The factors that influence the process of care and treatment of cancer patients found are: support from caregivers, support from family and extended family, support from the community, information from third parties, and internal motivation of patients to recover. The forms of support provided vary from psychological support, assistance, financial support, material support, support in seeking various information related to treatment, support for choosing health facilities, and arranging financial resources during treatment.
Findings related to non-medical direct costs include several substantial expenses such as: transportation costs, accommodation (lodging), meals (other than hospital nutrition services), additional vitamins, alternative medicine, diapers, and costs for temporary childcare when the patient is out of town. Transportation costs include land travel costs (including tolls or drivers), airplane, motorcycle taxi, and boat costs. As for non-medical indirect costs found in this study, it is the loss of productivity of patients or their families. Loss of productivity such as salary cuts due to absence from work, prioritizing caring for cancer patients over work, or reducing the frequency of work due to accompanying patients undergoing treatment.
This study also analyzed the implications of the field findings for cancer control policies in Indonesia. First, related to the factors that contribute to policy proposals based on the results of qualitative analysis of field findings, namely: the long duration of treatment for cancer patients with high intensity has implications for the direct non-medical expenses of patients and their families. The current policy still focuses on prevention programs and improving case management to tackle Non-Communicable Diseases (NCDs). So that attention to curative policies for the care and treatment of cancer patients has not been maximized.

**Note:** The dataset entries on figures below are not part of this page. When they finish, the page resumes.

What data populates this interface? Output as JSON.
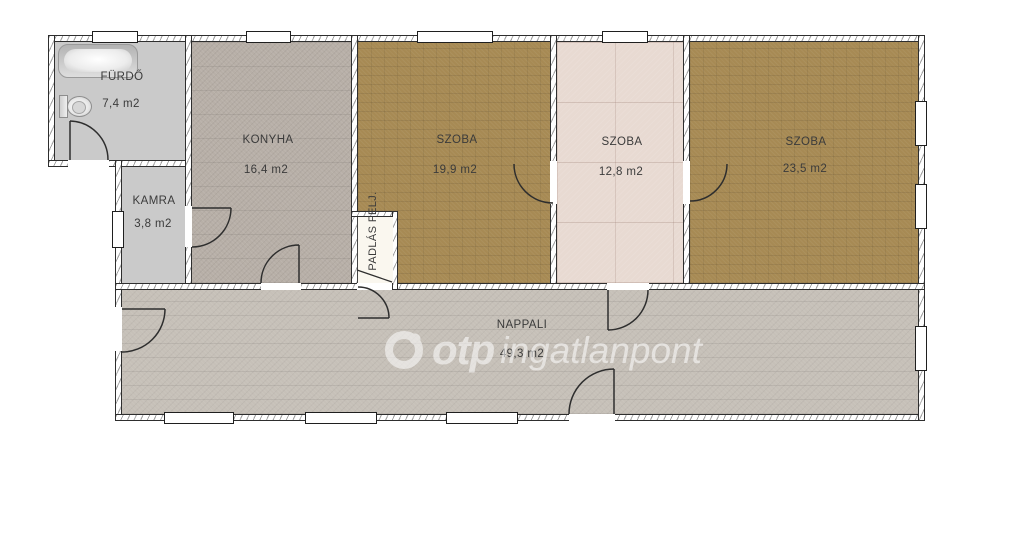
{
  "floorplan": {
    "rooms": {
      "furdo": {
        "name": "FÜRDŐ",
        "area": "7,4 m2"
      },
      "kamra": {
        "name": "KAMRA",
        "area": "3,8 m2"
      },
      "konyha": {
        "name": "KONYHA",
        "area": "16,4 m2"
      },
      "szoba1": {
        "name": "SZOBA",
        "area": "19,9 m2"
      },
      "szoba2": {
        "name": "SZOBA",
        "area": "12,8 m2"
      },
      "szoba3": {
        "name": "SZOBA",
        "area": "23,5 m2"
      },
      "nappali": {
        "name": "NAPPALI",
        "area": "49,3 m2"
      },
      "padlas": {
        "name": "PADLÁS FELJ."
      }
    },
    "watermark": {
      "brand": "otp",
      "name": "ingatlanpont"
    },
    "colors": {
      "room_brown": "#a78a54",
      "room_pink": "#e8dad2",
      "kitchen_taupe": "#b7afa7",
      "living_gray": "#c6c0b8",
      "wet_gray": "#cacaca",
      "wall_line": "#2e2e2e"
    }
  }
}
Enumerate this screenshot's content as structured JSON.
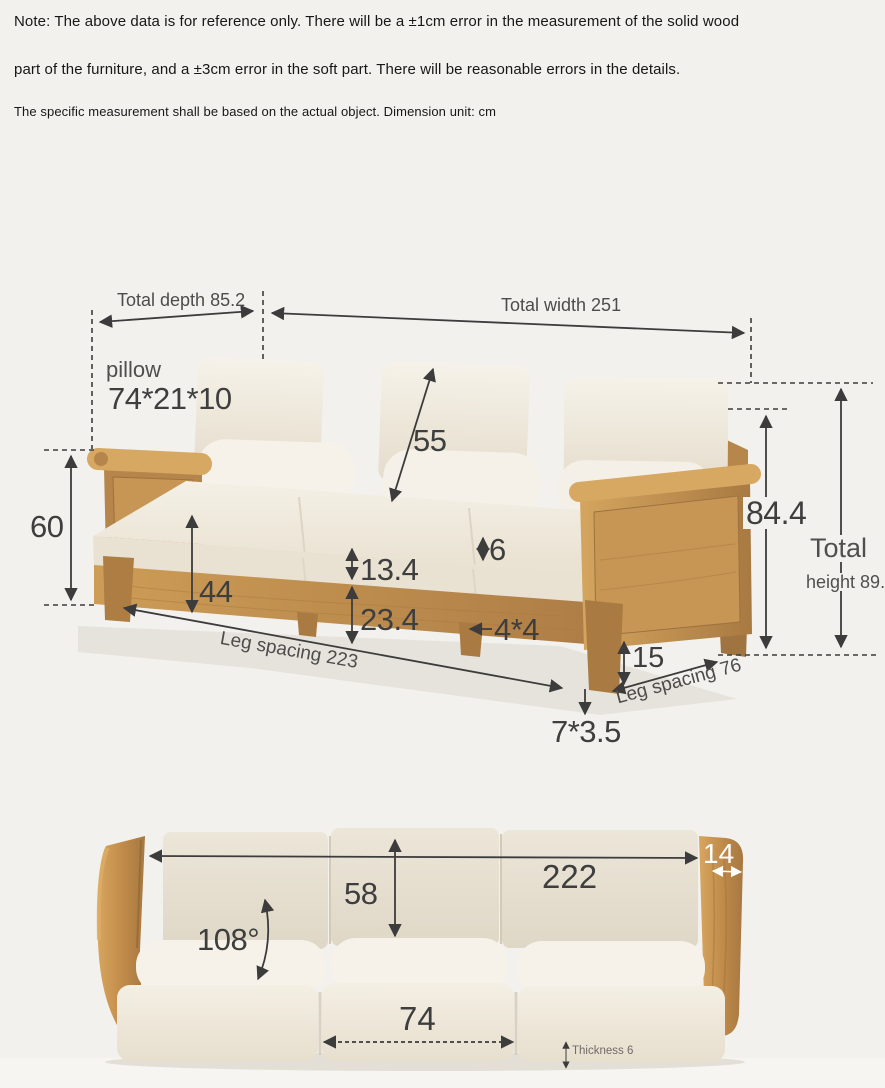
{
  "notes": {
    "line1": "Note: The above data is for reference only. There will be a ±1cm error in the measurement of the solid wood",
    "line2": "part of the furniture, and a ±3cm error in the soft part. There will be reasonable errors in the details.",
    "line3": "The specific measurement shall be based on the actual object. Dimension unit: cm"
  },
  "unit": "cm",
  "side_view": {
    "total_depth_label": "Total depth 85.2",
    "total_width_label": "Total width 251",
    "pillow_label": "pillow",
    "pillow_size": "74*21*10",
    "backrest_cushion_height": "55",
    "armrest_height": "60",
    "seat_height": "44",
    "seat_cushion_thickness": "13.4",
    "cushion_rise": "6",
    "apron_height": "23.4",
    "middle_leg_size": "4*4",
    "front_leg_spacing_label": "Leg spacing 223",
    "leg_height": "15",
    "side_leg_spacing_label": "Leg spacing 76",
    "foot_size": "7*3.5",
    "back_height": "84.4",
    "total_height_word": "Total",
    "total_height_value": "height 89.2"
  },
  "front_view": {
    "inner_width": "222",
    "armrest_thickness": "14",
    "backrest_height": "58",
    "backrest_angle": "108°",
    "seat_cushion_width": "74",
    "mat_thickness_label": "Thickness 6"
  },
  "colors": {
    "background": "#f2f1ee",
    "wood_light": "#d7a862",
    "wood_mid": "#c08e4e",
    "wood_dark": "#9d7240",
    "cushion": "#f1ece2",
    "dim_line": "#3c3c3c",
    "note_text": "#171717",
    "white_label": "#ffffff"
  }
}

Second, regarding direct medical expenditure which includes: treatment/supplements, technology, targeted therapy, referral systems, equitable distribution of health facilities, and increasing the number of oncology specialists. One of the policies in terms of financial efficiency is increasing the capacity of Health Technology Assessment (PTK). Health Technology Assessment in the National Health Insurance program (PTK-JKN) is a policy analysis conducted systematically with a multidisciplinary approach to assess the impact of the use of health technology. However, this policy still focuses on increasing the efficiency of financing from BPJS Kesehatan and health facilities, not yet accommodating increased efficiency from patient/household spending on health.
Third, direct non-medical expenses include: palliative care costs (homecare), transportation costs, food costs, accommodation costs, and other expenses that have not been included in the benefit package of the national health insurance. Policies related to palliative care in Indonesia currently focus on care in health facilities. Other direct non-medical expenses have also not been included in the national health insurance benefit package.
Fourth, it relates to indirect costs that must be incurred by patients and their families, namely: risk of losing their job due to caring for a family member diagnosed with cancer, salary cuts, not getting incentives at work, reduced income, decreased productivity, decreased mental health conditions. Currently there is no policy that can encourage psychoeducational treatment for patients and caregivers in the same health facility.